A few things about each of the intersection points we talked about at CapitalCamp:

  • Card Sorting & Content Types. We put a lot of thought into content organization as part of the information architecture phase of the project, but using Drupal has encouraged us to start thinking about more of the details earlier on. Card sorting informs our information architecture decisions, which in turn inform the Drupal content types. The technologists and strategists work together to determine the attributes of each content type, not just how content will be grouped in the CMS.
  • Content Templates & Backend Wireframes. Content templates (along with sample content and editorial style guides) ensure that writers deliver consistent, complete, and on-brand content. We’ve found that creating a content template for each Drupal content types works well. But once it’s written, where is that content going? That’s where backend wireframes come in. If you want happy site administrators, backend wireframes are a great tool. Synch up your content templates with your backend wireframes, and you’ve ensured that when it comes to adding content into the CMS, there are no surprises.
  • Taxonomies. Metadata strategy, informed by client business objectives and user needs, needs to make sense on the development side as well. Rock Creek strategists and technologists work together to determine what Drupal taxonomies are needed, which taxonomies should be open and which should be closed, and what words will be most effective as taxonomy terms.
  • Wireframes & Functional Specifications. Looking for a way to reduce documentation or to make your documentation more visual?
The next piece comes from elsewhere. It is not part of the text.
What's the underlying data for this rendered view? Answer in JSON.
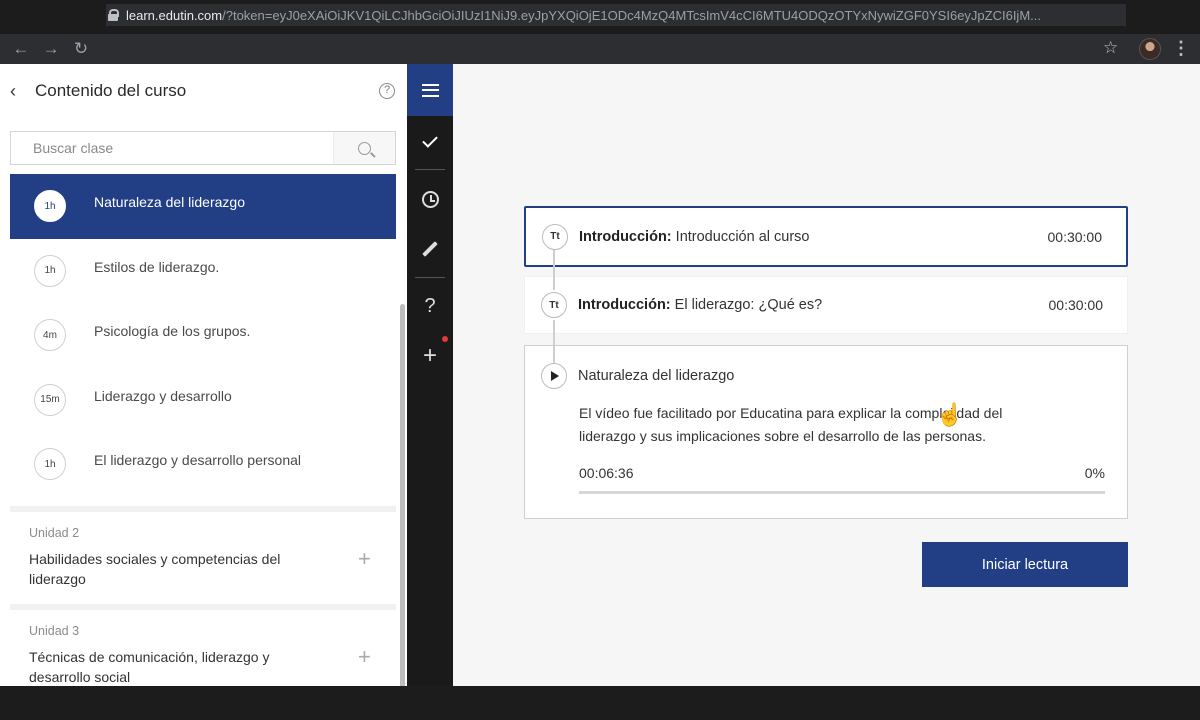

It might not be feasible for your larger projects, but for smaller sites, we’ve found that annotating front-end wireframes with the functional specifications is helpful both to clients and developers. Clients are better able to connect the features and interactions with the way they will be built, while developers can check against the wireframes as they’re building the site without having to reference a second document.

For the presentation, we presented a concept for CheesyPlates.com—a site all about entertaining with cheese—and walked the attendees through some of the decisions and deliverables that went into creating the site. We also invited the attendees to participate in a hands-on card sort, organizing cheeses, beverages, and accompaniments to help generate the CheesyPlates.com information architecture.

Although it’s not quite the same without cheese and John in an apron, if you want to know more, check out the presentation on SlideShare (or above). The slides include examples of content strategy deliverables, backend wireframes, and front-end wireframes. Bonus: pictures of cheese.

Where have you found collaboration to be most essential? Which of the above intersection points would you want to know more about? Let us know in the comments.